Она слушала, приложив голову к его груди, и часто так и засыпала, улыбаясь задумчиво. В такие дни он ездил "в командировки", и эти командировки становились всё продолжительней. Жена делала вид, что ничего не происходит - она была очень умной женщиной. Разве что иногда презрительно усмехалась, когда он "уезжал на пару дней"
Она сказала ему, что беременна с таким виноватым видом, что он и правда понял - она виновата! Кто же ещё! И наорал на неё впервые. На самом деле он просто жутко струсил. Всё было так хорошо - там комфорт, быт устроенный, размеренность и всё налажено, а тут - для души, так сказать, для тела... И что дальше? Развод, неизвестность, ребёнок - недосып вечный, а ему докторскую писать надо... Да и вообще - это его ли ребёнок? "Да! Ты уверена, что это мой ребёнок?!"- он ходил по комнате,останавливался возле неё и выплёскивал очередную порцию слов.
Она улыбалась. Сидела на кровати и улыбалась, опустив голову. Его это просто взбесило.
- Я женат, слышишь, я женат! И люблю свою жену. А таких, как ты...
Он осёкся, увидев, что она по-прежнему улыбается, но по щеке ползёт слеза. Тогда сел рядом и сказал примирительно:"Солнышко, ну зачем нам эти проблемы? Ведь всё было так хорошо? Давай решим этот вопрос - у меня есть хорошая знакомая в отделении..."

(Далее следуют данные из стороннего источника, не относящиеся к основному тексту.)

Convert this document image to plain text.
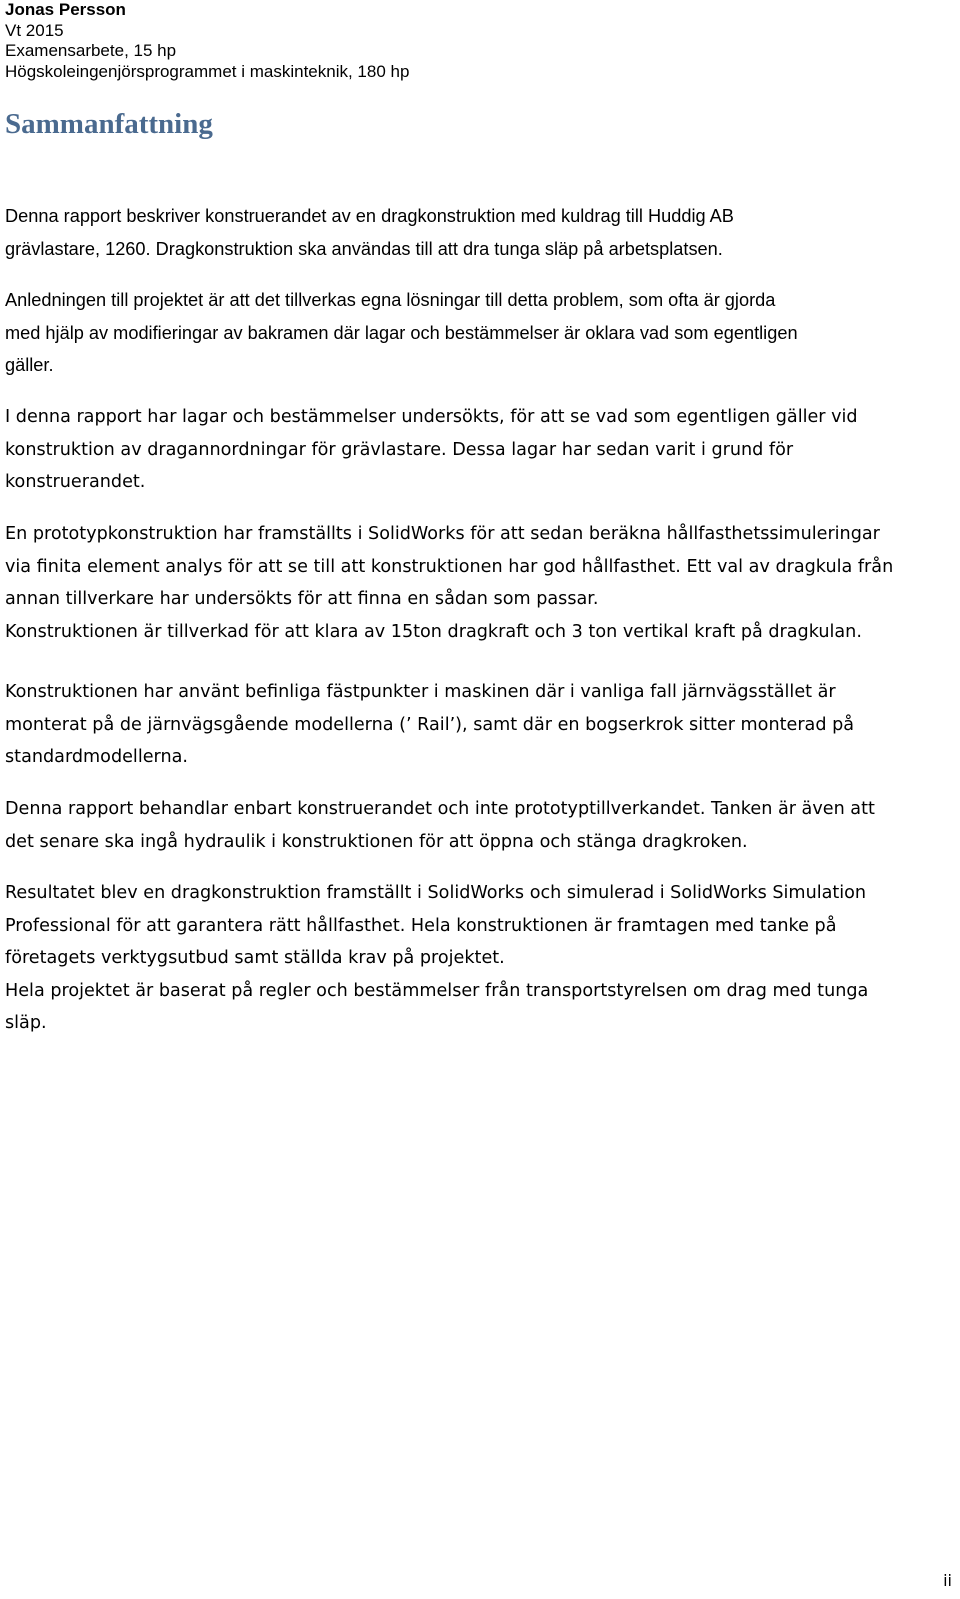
Jonas Persson
Vt 2015
Examensarbete, 15 hp
Högskoleingenjörsprogrammet i maskinteknik, 180 hp
Sammanfattning

Denna rapport beskriver konstruerandet av en dragkonstruktion med kuldrag till Huddig AB
grävlastare, 1260. Dragkonstruktion ska användas till att dra tunga släp på arbetsplatsen.

Anledningen till projektet är att det tillverkas egna lösningar till detta problem, som ofta är gjorda
med hjälp av modifieringar av bakramen där lagar och bestämmelser är oklara vad som egentligen
gäller.

I denna rapport har lagar och bestämmelser undersökts, för att se vad som egentligen gäller vid
konstruktion av dragannordningar för grävlastare. Dessa lagar har sedan varit i grund för
konstruerandet.

En prototypkonstruktion har framställts i SolidWorks för att sedan beräkna hållfasthetssimuleringar
via finita element analys för att se till att konstruktionen har god hållfasthet. Ett val av dragkula från
annan tillverkare har undersökts för att finna en sådan som passar.
Konstruktionen är tillverkad för att klara av 15ton dragkraft och 3 ton vertikal kraft på dragkulan.

Konstruktionen har använt befinliga fästpunkter i maskinen där i vanliga fall järnvägsstället är
monterat på de järnvägsgående modellerna (’ Rail’), samt där en bogserkrok sitter monterad på
standardmodellerna.

Denna rapport behandlar enbart konstruerandet och inte prototyptillverkandet. Tanken är även att
det senare ska ingå hydraulik i konstruktionen för att öppna och stänga dragkroken.

Resultatet blev en dragkonstruktion framställt i SolidWorks och simulerad i SolidWorks Simulation
Professional för att garantera rätt hållfasthet. Hela konstruktionen är framtagen med tanke på
företagets verktygsutbud samt ställda krav på projektet.
Hela projektet är baserat på regler och bestämmelser från transportstyrelsen om drag med tunga
släp.

ii
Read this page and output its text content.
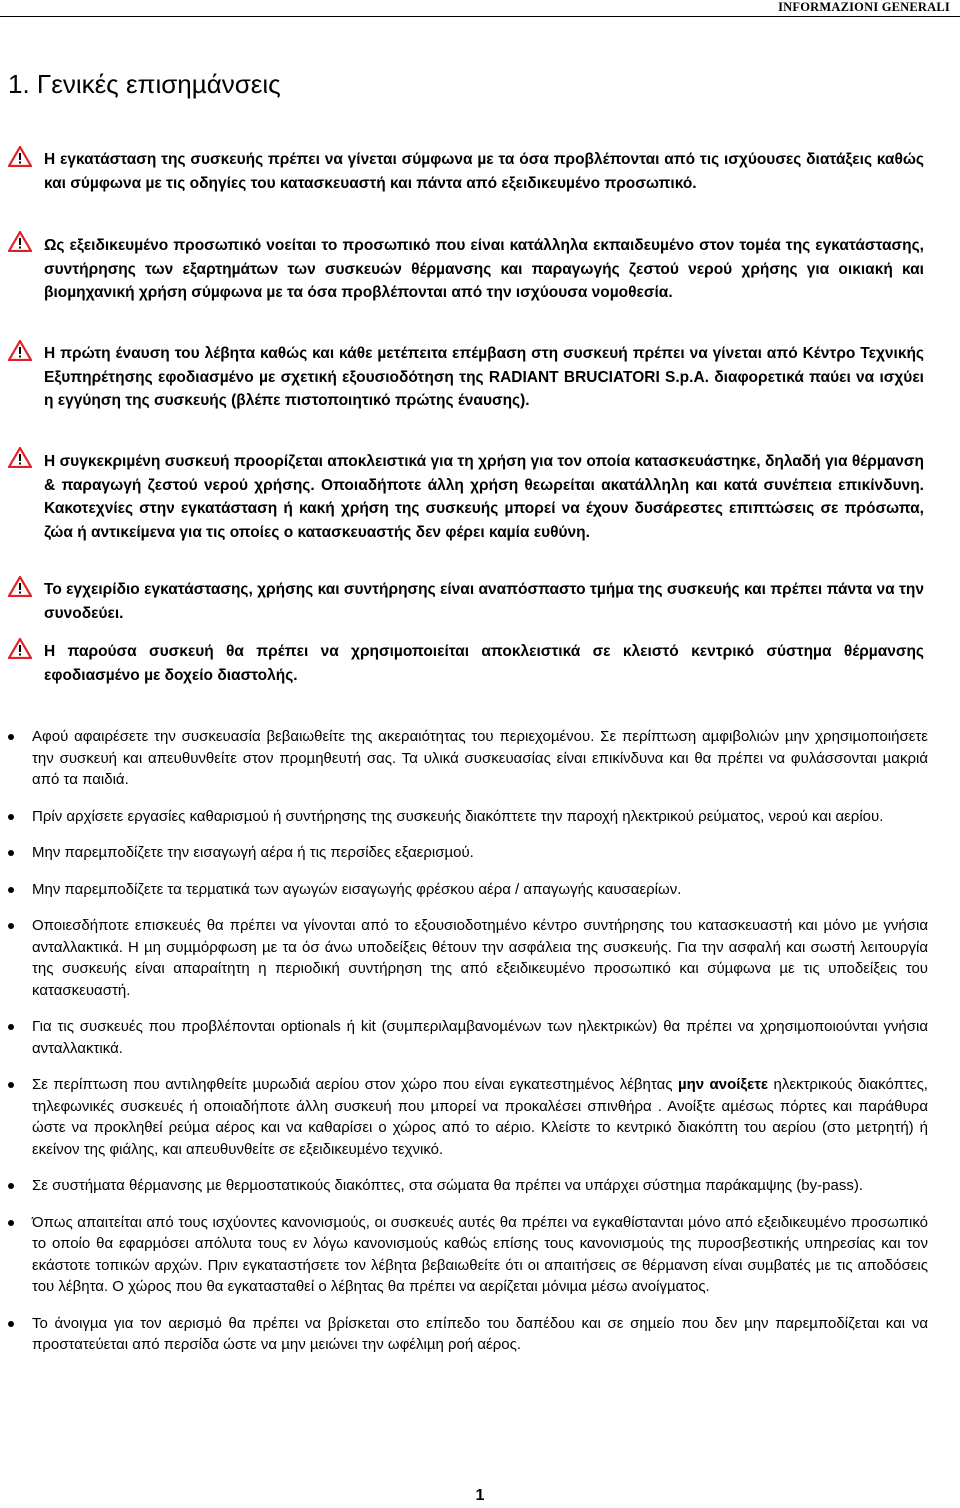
INFORMAZIONI GENERALI
1. Γενικές επισηµάνσεις
Η εγκατάσταση της συσκευής πρέπει να γίνεται σύµφωνα µε τα όσα προβλέπονται από τις ισχύουσες διατάξεις καθώς και σύµφωνα µε τις οδηγίες του κατασκευαστή και πάντα από εξειδικευµένο προσωπικό.
Ως εξειδικευµένο προσωπικό νοείται το προσωπικό που είναι κατάλληλα εκπαιδευµένο στον τοµέα της εγκατάστασης, συντήρησης των εξαρτηµάτων των συσκευών θέρµανσης και παραγωγής ζεστού νερού χρήσης για οικιακή και βιοµηχανική χρήση σύµφωνα µε τα όσα προβλέπονται από την ισχύουσα νοµοθεσία.
Η πρώτη έναυση του λέβητα καθώς και κάθε µετέπειτα επέµβαση στη συσκευή πρέπει να γίνεται από Κέντρο Τεχνικής Εξυπηρέτησης εφοδιασµένο µε σχετική εξουσιοδότηση της RADIANT BRUCIATORI S.p.A. διαφορετικά παύει να ισχύει η εγγύηση της συσκευής (βλέπε πιστοποιητικό πρώτης έναυσης).
Η συγκεκριµένη συσκευή προορίζεται αποκλειστικά για τη χρήση για τον οποία κατασκευάστηκε, δηλαδή για θέρµανση & παραγωγή ζεστού νερού χρήσης. Οποιαδήποτε άλλη χρήση θεωρείται ακατάλληλη και κατά συνέπεια επικίνδυνη. Κακοτεχνίες στην εγκατάσταση ή κακή χρήση της συσκευής µπορεί να έχουν δυσάρεστες επιπτώσεις σε πρόσωπα, ζώα ή αντικείµενα για τις οποίες ο κατασκευαστής δεν φέρει καµία ευθύνη.
Το εγχειρίδιο εγκατάστασης, χρήσης και συντήρησης είναι αναπόσπαστο τµήµα της συσκευής και πρέπει πάντα να την συνοδεύει.
Η παρούσα συσκευή θα πρέπει να χρησιµοποιείται αποκλειστικά σε κλειστό κεντρικό σύστηµα θέρµανσης εφοδιασµένο µε δοχείο διαστολής.
Αφού αφαιρέσετε την συσκευασία βεβαιωθείτε της ακεραιότητας του περιεχοµένου. Σε περίπτωση αµφιβολιών µην χρησιµοποιήσετε την συσκευή και απευθυνθείτε στον προµηθευτή σας. Τα υλικά συσκευασίας είναι επικίνδυνα και θα πρέπει να φυλάσσονται µακριά από τα παιδιά.
Πρίν αρχίσετε εργασίες καθαρισµού ή συντήρησης της συσκευής διακόπτετε την παροχή ηλεκτρικού ρεύµατος, νερού και αερίου.
Μην παρεµποδίζετε την εισαγωγή αέρα ή τις περσίδες εξαερισµού.
Μην παρεµποδίζετε τα τερµατικά των αγωγών εισαγωγής φρέσκου αέρα / απαγωγής καυσαερίων.
Οποιεσδήποτε επισκευές θα πρέπει να γίνονται από το εξουσιοδοτηµένο κέντρο συντήρησης του κατασκευαστή και µόνο µε γνήσια ανταλλακτικά. Η µη συµµόρφωση µε τα όσ άνω υποδείξεις θέτουν την ασφάλεια της συσκευής. Για την ασφαλή και σωστή λειτουργία της συσκευής είναι απαραίτητη η περιοδική συντήρηση της από εξειδικευµένο προσωπικό και σύµφωνα µε τις υποδείξεις του κατασκευαστή.
Για τις συσκευές που προβλέπονται optionals ή kit (συµπεριλαµβανοµένων των ηλεκτρικών) θα πρέπει να χρησιµοποιούνται γνήσια ανταλλακτικά.
Σε περίπτωση που αντιληφθείτε µυρωδιά αερίου στον χώρο που είναι εγκατεστηµένος λέβητας µην ανοίξετε ηλεκτρικούς διακόπτες, τηλεφωνικές συσκευές ή οποιαδήποτε άλλη συσκευή που µπορεί να προκαλέσει σπινθήρα . Ανοίξτε αµέσως πόρτες και παράθυρα ώστε να προκληθεί ρεύµα αέρος και να καθαρίσει ο χώρος από το αέριο. Κλείστε το κεντρικό διακόπτη του αερίου (στο µετρητή) ή εκείνον της φιάλης, και απευθυνθείτε σε εξειδικευµένο τεχνικό.
Σε συστήµατα θέρµανσης µε θερµοστατικούς διακόπτες, στα σώµατα θα πρέπει να υπάρχει σύστηµα παράκαµψης (by-pass).
Όπως απαιτείται από τους ισχύοντες κανονισµούς, οι συσκευές αυτές θα πρέπει να εγκαθίστανται µόνο από εξειδικευµένο προσωπικό το οποίο θα εφαρµόσει απόλυτα τους εν λόγω κανονισµούς καθώς επίσης τους κανονισµούς της πυροσβεστικής υπηρεσίας και τον εκάστοτε τοπικών αρχών. Πριν εγκαταστήσετε τον λέβητα βεβαιωθείτε ότι οι απαιτήσεις σε θέρµανση είναι συµβατές µε τις αποδόσεις του λέβητα. Ο χώρος που θα εγκατασταθεί ο λέβητας θα πρέπει να αερίζεται µόνιµα µέσω ανοίγµατος.
Το άνοιγµα για τον αερισµό θα πρέπει να βρίσκεται στο επίπεδο του δαπέδου και σε σηµείο που δεν µην παρεµποδίζεται και να προστατεύεται από περσίδα ώστε να µην µειώνει την ωφέλιµη ροή αέρος.
1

- Да, милый, - она сказала это совершенно спокойно, не повышая голоса - не волнуйся, пожалуйста. Твоему браку ничего не грозит. Я пойду, устала очень. Созвонимся.
Она встала и пошла к двери, а он всё не мог решить, что же делать - вернуть, прощения просить, или так и дать ей уйти. Дверь за ней закрылась тихо - он даже не слышал, как. Ладно - он подумает пару дней. Никуда она не денется...
Больше он её не видел. Ему сказали, что она уехала, а бегать по стране за какой-то девчонкой он не собирался.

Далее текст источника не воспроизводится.